Senior care: I have confidence in NOSPC
By Jeanne Atherden
Minister of Health, Seniors and the Environment
There has been a series of articles in the press this week highlighting concerns about the care provided to seniors. While I don’t agree with all of the information presented in the articles, I am sure that for the people involved, the events were terribly traumatic and that they understandably feel they were not adequately served.
If a member of the public did not receive a response to their concerns from the National Office for Seniors and the Physically Challenged (NOSPC), or they do not feel that their needs were met, I offer my sincerest apology.
From what I have been able to ascertain, the incidents highlighted all took place some time ago. While I cannot go back and change what happened, I can say that we have new staff at the NOSPC who are dedicated, caring people who have the best interest of seniors and the disabled at heart. Although they have only been in place for a relatively short time, they have already had a positive impact on office operations.
In addition, knowing that staff at the NOSPC would be retiring, we commissioned a review of the office’s roles and responsibilities and staffing needs. I now have the completed report, which is being reviewed to determine additional changes needed.
What has become apparent is the need to clearly define those things for which the NOSPC is responsible and those things for which it is not responsible.
Clearly, enforcement is one of the NOSPC’s functions, and we have taken steps to ensure that effectiveness in this area is improved. Enforcement of the Residential Care Homes and Nursing Homes Act and Regulations is key to ensuring public and private care homes are held to a high standard. This is the reason we introduced a minimum of two unscheduled inspections a year at each home. If that high standard is not met and maintained, the home must be closed. The Senior Abuse Register Act must also be upheld to ensure that reports of senior abuse are properly investigated and that those who are convicted of senior abuse are properly recorded in the register.
The NOSPC also has a role to play in educating the public on how to select a care facility for their loved one. Families do this for their children when selecting a nursery school or child day care facility and they need to be encouraged to make the same effort when selecting care for their seniors.
Families need to be involved and stay involved in the care of their children and seniors. The aim should be to have seniors stay in their own home, in a safe and supportive environment where they can be close to those who love them the most, with outside support provided as appropriate.
The NOSPC helps families to identify home care and other support services. It also assists with referrals to other Government agencies and charitable organisations.
The NOSPC is also investigating the introduction of certification or accreditation for care homes. The Act and Regulations deal with bricks, mortar, staffing and qualifications, but do not speak directly to more qualitative aspects of care, such as the quality of meals provided and the type and appropriateness of activities. These are more subjective qualities that are typically assured by accreditation.
In reviewing the historical files, I have been struck by the fact that many of the senior abuse complaints that come to the NOSPC are often the result of family disputes. I encourage families to put aside their differences for the sake of solutions that serve the best interest of their senior. This would not only reduce the number of complaints received, but also allow the NOSPC to make the best use of its resources.

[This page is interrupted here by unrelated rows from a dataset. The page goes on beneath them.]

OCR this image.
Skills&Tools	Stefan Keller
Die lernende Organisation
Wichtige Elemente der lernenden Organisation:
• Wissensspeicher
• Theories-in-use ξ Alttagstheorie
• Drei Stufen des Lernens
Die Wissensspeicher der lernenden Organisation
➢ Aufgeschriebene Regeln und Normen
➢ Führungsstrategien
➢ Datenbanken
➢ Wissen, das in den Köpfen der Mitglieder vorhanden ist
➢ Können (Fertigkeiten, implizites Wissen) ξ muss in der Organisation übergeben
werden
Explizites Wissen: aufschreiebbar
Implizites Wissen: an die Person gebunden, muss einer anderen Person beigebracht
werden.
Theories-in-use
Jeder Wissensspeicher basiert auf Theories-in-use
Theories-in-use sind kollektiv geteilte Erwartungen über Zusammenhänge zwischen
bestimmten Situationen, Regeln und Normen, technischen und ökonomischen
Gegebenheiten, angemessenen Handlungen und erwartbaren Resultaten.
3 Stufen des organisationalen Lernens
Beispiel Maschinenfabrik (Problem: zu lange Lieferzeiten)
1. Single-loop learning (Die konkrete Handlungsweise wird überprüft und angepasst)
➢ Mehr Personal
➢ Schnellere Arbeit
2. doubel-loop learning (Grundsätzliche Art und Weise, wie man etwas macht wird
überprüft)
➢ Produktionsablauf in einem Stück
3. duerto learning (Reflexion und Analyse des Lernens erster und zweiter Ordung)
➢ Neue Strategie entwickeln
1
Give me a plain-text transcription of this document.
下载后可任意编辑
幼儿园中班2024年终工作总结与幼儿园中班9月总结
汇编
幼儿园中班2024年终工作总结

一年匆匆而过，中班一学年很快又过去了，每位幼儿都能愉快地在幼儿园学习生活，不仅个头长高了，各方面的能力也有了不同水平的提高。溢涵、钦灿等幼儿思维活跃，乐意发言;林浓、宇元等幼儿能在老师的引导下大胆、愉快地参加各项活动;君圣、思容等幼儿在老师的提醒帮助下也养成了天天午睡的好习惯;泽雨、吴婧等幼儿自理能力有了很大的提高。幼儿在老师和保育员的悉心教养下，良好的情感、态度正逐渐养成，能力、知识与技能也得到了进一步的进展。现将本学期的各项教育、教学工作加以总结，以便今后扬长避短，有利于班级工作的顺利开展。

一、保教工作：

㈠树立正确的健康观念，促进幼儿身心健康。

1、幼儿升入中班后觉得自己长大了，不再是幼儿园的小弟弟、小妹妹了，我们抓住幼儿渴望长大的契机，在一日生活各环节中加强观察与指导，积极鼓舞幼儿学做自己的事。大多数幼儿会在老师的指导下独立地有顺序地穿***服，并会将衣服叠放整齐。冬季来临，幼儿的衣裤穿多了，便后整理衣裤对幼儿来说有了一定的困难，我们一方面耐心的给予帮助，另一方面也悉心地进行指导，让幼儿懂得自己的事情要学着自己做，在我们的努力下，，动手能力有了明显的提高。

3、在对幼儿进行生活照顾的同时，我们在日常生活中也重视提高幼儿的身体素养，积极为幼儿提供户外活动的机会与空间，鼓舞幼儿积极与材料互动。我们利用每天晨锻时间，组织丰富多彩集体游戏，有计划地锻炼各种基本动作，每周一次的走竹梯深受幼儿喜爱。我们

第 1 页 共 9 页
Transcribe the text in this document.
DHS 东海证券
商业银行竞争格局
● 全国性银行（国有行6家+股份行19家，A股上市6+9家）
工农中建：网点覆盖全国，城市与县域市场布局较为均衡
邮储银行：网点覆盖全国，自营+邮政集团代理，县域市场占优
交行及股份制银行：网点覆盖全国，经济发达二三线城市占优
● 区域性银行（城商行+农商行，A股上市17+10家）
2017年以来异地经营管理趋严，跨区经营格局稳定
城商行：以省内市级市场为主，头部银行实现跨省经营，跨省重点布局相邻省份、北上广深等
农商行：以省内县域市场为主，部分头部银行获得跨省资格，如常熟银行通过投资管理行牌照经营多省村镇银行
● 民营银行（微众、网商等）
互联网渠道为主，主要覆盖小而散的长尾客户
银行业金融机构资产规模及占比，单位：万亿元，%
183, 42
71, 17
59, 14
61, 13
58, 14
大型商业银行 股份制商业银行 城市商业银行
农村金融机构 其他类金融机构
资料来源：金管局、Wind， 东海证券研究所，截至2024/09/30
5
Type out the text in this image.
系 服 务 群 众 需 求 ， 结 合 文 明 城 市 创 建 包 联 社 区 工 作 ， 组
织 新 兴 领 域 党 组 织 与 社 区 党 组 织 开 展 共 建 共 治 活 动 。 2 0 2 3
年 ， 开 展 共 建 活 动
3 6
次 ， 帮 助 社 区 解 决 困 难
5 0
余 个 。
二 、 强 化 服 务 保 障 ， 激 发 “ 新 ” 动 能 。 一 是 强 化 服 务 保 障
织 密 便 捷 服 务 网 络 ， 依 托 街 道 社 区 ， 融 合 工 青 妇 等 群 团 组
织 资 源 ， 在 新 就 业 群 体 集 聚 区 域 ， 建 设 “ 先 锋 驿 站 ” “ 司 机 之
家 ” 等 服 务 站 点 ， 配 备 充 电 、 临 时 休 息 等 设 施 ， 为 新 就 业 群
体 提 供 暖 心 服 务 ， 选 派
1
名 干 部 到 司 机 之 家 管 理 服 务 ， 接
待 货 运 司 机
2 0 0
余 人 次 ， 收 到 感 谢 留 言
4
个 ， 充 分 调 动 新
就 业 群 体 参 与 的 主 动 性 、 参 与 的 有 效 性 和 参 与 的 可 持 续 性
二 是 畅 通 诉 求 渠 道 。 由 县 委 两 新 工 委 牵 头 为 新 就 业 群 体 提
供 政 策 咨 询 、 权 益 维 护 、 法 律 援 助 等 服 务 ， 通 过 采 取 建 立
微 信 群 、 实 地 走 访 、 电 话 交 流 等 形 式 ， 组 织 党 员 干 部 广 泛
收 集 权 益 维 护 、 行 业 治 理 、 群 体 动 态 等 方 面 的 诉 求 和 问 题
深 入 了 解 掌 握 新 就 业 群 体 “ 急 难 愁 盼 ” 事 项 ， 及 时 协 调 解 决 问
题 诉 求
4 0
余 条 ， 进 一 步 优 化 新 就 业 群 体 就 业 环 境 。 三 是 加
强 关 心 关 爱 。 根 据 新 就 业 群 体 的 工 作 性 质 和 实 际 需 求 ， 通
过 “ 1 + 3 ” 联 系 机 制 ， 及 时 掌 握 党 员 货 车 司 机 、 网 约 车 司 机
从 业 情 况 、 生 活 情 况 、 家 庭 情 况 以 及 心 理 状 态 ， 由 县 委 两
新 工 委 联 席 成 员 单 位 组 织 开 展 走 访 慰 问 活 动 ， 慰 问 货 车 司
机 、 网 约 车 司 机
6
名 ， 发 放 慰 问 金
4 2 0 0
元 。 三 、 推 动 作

I want to take this opportunity to express my confidence in the staff at NOSPC. They are working hard to ensure that people receive the best service possible. Again, I apologise if families do not feel that their concerns were properly dealt with in the past. It must also be emphasised that, owing to confidentiality restrictions, it is often difficult for the NOSPC to counter some of the claims made and the accuracy of those claims.
Although the press articles give the impression that all care homes in Bermuda provide substandard care, I can assure the public that this is not the case.
There are many homes that are well-run and have dedicated and caring staff members who work and provide care in a pleasant and homelike atmosphere.
In the weeks ahead, I will be appointing a new Seniors Advisory Council. This will include a broad cross-section of the community who will serve as a policy resource for the ministry and be tasked with finalising a National Ageing Plan. As a community, we have to encourage and support collaboration, co-ordination and action across all sectors to address the opportunities and challenges of ageing.
I want also to acknowledge the advocacy groups that have come forward since I have been minister to share their concerns and present their ideas on how seniors can be better served. Their insights have been very helpful and their role will be vital as we work together to implement the ministry’s vision of “Ageing Well in Bermuda”.
I would like to end by noting that some good has come from this week’s media spotlight in that we have received more calls from members of the public who are concerned about the care that seniors are receiving — often in their own homes. The articles have certainly increased public awareness and reinforced the need to ensure timely communications with the individuals who raised the concern.
We are working hard to strengthen the effectiveness of the NOSPC and the quality of service it provides. It is through good service and working with families that we can do best for our seniors. I am very encouraged by the spirit and commitment of the staff and by the direction in which we are heading.
Making things work better for the people of Bermuda is a big part of this Government’s mission. As Minister of Health, Seniors and the Environment, it is my particular responsibility to make sure we deliver for our seniors. I take this responsibility very seriously and will continue to report to Bermuda on challenges and progress as we move forward.